There's an air of reverence surrounding Philip Pullman and his bestselling trilogy 'His Dark Materials.' It's ambitious and beautifully crafted--a masterpiece, styled after Dante's Inferno and Paradise Lost. It's about young Lyra Belacqua who's accompanied by her daemon, a talking, shapeshifting animal named Pantalaimon.
Everyone in her world has one. It's a facet of their soul that follows them around. Children's daemons change shape until they take their final form during adolescence. They could have a dog trailing behind them, a monkey on their shoulder, or a toad resting on the arm of their chair. Whatever form their daemon took said something about their personality or who they were as a person. It could denote class, temperament, vocation, and of course, danger.

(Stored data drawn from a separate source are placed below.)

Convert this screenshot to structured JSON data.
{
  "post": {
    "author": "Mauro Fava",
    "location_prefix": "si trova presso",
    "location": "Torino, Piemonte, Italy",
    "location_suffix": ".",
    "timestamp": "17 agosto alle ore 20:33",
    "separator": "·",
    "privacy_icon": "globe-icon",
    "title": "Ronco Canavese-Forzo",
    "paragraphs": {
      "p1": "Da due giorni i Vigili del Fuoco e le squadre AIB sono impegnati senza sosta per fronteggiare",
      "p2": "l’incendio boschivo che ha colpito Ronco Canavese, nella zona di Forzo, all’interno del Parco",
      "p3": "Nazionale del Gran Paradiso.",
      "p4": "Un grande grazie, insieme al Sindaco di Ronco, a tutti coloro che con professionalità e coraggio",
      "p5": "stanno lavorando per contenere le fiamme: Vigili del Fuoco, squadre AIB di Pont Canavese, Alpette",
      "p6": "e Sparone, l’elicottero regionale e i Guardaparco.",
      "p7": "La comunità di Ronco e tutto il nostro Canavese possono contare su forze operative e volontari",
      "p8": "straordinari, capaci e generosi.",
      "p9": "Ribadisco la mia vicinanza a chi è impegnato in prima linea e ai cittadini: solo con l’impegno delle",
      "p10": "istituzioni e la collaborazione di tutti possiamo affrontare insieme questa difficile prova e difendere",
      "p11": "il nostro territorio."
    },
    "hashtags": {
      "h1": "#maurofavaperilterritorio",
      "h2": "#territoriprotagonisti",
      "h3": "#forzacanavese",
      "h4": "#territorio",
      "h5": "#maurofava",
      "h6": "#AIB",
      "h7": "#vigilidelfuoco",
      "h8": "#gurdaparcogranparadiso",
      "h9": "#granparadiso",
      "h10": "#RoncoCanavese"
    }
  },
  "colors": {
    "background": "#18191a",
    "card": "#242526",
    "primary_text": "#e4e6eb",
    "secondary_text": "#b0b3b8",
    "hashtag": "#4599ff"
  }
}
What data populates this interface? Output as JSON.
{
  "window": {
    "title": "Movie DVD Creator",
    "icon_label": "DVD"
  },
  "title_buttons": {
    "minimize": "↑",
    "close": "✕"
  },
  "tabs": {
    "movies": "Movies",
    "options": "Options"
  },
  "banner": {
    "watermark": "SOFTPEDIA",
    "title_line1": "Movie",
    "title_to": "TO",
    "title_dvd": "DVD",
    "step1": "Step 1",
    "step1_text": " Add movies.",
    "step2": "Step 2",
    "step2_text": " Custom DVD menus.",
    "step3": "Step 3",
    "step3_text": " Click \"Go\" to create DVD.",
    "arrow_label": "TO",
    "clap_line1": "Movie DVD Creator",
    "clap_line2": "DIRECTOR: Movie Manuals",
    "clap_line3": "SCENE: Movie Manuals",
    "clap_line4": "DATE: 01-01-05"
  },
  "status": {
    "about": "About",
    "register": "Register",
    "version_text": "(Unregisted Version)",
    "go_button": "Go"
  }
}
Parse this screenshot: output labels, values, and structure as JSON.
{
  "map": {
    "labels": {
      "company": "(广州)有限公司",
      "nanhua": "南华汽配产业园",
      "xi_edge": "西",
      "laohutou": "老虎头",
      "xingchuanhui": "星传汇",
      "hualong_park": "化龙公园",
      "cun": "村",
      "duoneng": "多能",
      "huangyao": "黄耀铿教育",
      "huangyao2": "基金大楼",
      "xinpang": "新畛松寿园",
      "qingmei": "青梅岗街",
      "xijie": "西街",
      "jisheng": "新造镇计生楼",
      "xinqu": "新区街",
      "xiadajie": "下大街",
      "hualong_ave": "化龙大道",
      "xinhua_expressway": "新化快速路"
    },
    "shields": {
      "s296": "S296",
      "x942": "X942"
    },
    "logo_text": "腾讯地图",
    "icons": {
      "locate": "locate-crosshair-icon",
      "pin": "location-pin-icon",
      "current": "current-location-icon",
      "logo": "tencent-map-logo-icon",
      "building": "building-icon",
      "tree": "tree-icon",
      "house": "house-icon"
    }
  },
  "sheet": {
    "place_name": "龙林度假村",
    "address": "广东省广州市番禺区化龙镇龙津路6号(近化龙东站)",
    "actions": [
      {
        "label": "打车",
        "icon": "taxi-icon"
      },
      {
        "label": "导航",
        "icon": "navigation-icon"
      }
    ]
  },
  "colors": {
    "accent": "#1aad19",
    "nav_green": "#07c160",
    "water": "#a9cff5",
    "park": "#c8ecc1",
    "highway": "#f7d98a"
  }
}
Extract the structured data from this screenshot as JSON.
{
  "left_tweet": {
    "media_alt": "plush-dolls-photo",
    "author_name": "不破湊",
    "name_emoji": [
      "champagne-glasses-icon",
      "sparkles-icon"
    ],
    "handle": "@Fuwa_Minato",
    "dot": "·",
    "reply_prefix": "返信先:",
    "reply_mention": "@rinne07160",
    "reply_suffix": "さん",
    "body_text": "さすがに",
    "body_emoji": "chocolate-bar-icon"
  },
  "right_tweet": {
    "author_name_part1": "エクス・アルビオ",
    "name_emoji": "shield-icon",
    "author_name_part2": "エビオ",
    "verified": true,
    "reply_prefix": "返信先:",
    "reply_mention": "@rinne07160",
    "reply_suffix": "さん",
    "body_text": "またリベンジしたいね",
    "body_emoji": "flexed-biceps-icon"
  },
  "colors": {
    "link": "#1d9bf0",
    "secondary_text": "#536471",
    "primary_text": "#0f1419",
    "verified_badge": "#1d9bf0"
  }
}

The story starts off cuddly. In the first book, The Golden Compass, Lyra lived in an alternate universe version of Oxford College. There she explores crypts, sneaks wine, and goes to war with the other children in the neighborhood. She starts to hear rumors about kids going missing--kidnapped by a group known as the Gobblers. Her friend Roger is taken and she goes off on a journey to the arctic to find him. Along the way, she meets a talking polar bear, pirates and witches. She flies above the snow in a hot air balloon, marveling over the Aurora Borealis. It sounds like the quintessential children's book, and it was. It spread throughout the UK and abroad rather quickly.